Il lato più scottante della vicenda era il presunto monopolio nel servizio funebre, generato attraverso minacce e intimidazioni alle aziende concorrenti. L’accusa sosteneva che i servizi di Quarto e Pozzuoli fossero gestiti sotto la pressione di atti intimidatori, ma il processo ha messo in luce che si trattava di normali dinamiche di mercato.
Anche l’ipotesi di voto di scambio durante le campagne elettorali è stata smentita. In particolare, l’accusa nei confronti di Giacomo Luigi Cesarano aveva sollevato dubbi su fragili alleanze tra politici e clan camorristici, ma il Collegio giudicante ha ritenuto questa tesi priva di fondamento.

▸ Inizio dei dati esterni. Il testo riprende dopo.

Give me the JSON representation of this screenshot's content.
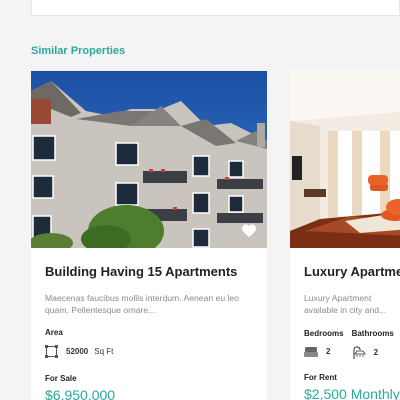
{
  "section": {
    "title": "Similar Properties"
  },
  "properties": [
    {
      "title": "Building Having 15 Apartments",
      "description": "Maecenas faucibus mollis interdum. Aenean eu leo quam. Pellentesque ornare...",
      "area_label": "Area",
      "area_value": "52000",
      "area_unit": "Sq Ft",
      "status": "For Sale",
      "price": "$6,950,000",
      "favorite_icon": "heart-icon"
    },
    {
      "title": "Luxury Apartment",
      "description": "Luxury Apartment available in city and...",
      "bedrooms_label": "Bedrooms",
      "bedrooms_value": "2",
      "bathrooms_label": "Bathrooms",
      "bathrooms_value": "2",
      "status": "For Rent",
      "price": "$2,500 Monthly"
    }
  ],
  "colors": {
    "accent": "#2ba8a0",
    "background": "#f4f4f4"
  }
}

A conclusione della complessa vicenda, il Tribunale di Napoli Nord ha respinto integralmente le richieste della Direzione Distrettuale Antimafia, sancendo la fine di un calvario legale che ha appesantito le vite di molte famiglie. “Oggi possiamo finalmente tirare un sospiro di sollievo”, ha commentato uno dei protagonisti della vicenda, esprimendo la gioia di vedere ristabilita la propria dignità.
Restano ora da chiarire gli ultimi passaggi di un processo che ha avuto un impatto profondo nella comunità. La sensazione è che questa storia non sia ancora del tutto chiusa e ci si aspetta reazioni dalla cittadinanza, ora più che mai desiderosa di ritrovare la serenità.